Scientists have used 70 tons of liquid sugar to preserve the remains of three Medieval bridges found near Leicester.
Experts from the University of Leicester immersed the 11th century bridges – whose ruins were so heavy they had to be carried in sections by eight-man teams – in tanks of sugar solution.
The trio of Medieval bridges were excavated at Heminton Quarry, near Castle Donington in Leicestershire
Leicestershire County Council persuaded British Sugar to provide the sticky haul in three huge delivery batches after a retired local GP found the fragile 11th century timbers in Hemington Quarry in 1993.
"Securing the viability of the bridge is testament to the natural preservative qualities of sugar," said Dr Julian Cooper, head of food science at British Sugar.
"Our long association with the River Trent at Newark made it a privilege to be involved in the restoration of the Hemington Bridge, which once spanned the same river.
"Now we have reached the final stages of this 15 year conservation process, we congratulate the determination of those involved in safeguarding the bridge for generations to come."
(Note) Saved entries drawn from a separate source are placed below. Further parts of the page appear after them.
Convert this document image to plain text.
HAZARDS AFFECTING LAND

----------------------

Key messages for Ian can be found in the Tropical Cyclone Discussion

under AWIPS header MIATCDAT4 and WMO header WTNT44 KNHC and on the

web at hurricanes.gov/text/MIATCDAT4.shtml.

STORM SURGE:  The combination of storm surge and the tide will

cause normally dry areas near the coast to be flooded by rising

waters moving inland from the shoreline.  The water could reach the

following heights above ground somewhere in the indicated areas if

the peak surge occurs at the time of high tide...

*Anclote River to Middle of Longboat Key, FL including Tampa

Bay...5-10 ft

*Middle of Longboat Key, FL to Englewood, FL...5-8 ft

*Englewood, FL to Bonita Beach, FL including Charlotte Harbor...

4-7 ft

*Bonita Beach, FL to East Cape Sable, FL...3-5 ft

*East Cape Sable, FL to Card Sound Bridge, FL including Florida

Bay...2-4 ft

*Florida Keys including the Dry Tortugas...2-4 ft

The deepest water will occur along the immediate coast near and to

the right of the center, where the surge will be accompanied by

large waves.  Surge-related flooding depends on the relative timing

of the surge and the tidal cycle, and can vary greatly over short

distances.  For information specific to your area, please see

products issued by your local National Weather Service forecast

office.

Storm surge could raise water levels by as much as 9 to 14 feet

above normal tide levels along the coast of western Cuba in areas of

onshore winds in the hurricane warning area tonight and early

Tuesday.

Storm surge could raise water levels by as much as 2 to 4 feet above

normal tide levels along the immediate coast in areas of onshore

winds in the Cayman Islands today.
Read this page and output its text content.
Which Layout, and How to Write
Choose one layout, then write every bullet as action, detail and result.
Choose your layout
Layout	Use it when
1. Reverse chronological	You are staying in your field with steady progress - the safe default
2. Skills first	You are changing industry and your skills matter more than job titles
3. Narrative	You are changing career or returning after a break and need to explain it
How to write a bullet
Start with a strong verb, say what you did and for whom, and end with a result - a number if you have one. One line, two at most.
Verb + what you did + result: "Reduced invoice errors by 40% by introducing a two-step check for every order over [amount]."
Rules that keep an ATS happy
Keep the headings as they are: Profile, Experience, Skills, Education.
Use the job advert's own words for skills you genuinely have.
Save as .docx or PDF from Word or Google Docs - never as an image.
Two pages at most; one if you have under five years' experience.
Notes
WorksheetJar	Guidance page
The timbers were steam cleaned to remove the sugar solution
The venture is the second time sugar has come to the rescue of curators, echoing a method known as sucrose impregnation which was used by the Waterfront Museum in Dorset to conserve an Iron Age boat found in Poole in 1985.
The bridge sections are thought to have been part of The King's Highway, a major national route linking London and the South with Derby and the North.
They have gone on show at local science hub the Snibston Discovery Museum, where they had been kept in drying chambers for three years in the final part of the project.
A drying chamber at Snibston
"The carpentry and architecture of the 11th century bridge represents a crucial moment in British building history,” said Site Director Susan Ripper.
“It combines the earth-based building technology of Anglo-Saxon England with the timber-frame technology which became commonplace a century later."
Results of an investigation into the bridges' structure and historical context have been revealed in an accompanying book launched alongside the display.
Workmen moved the timbers from the immersion tanks to the drying chamber in the final part of the conservation process
"The timbers are a rare testament to the engineering skills of the early Medieval period and illustrate the importance of the road networks to the economy of the time," said the University's Lynden Cooper.
"They also provide unique evidence of Saxo-Norman woodworking methods."
Ernie White, Leicestershire County Council Cabinet Member for Museums, said the authority was "deeply appreciative" of advice from the sugar company, archaeologists and the University.
"It's amazing to think that timbers from a Norman bridge are being preserved with sugar – and that they could soon be on display to the public," he added.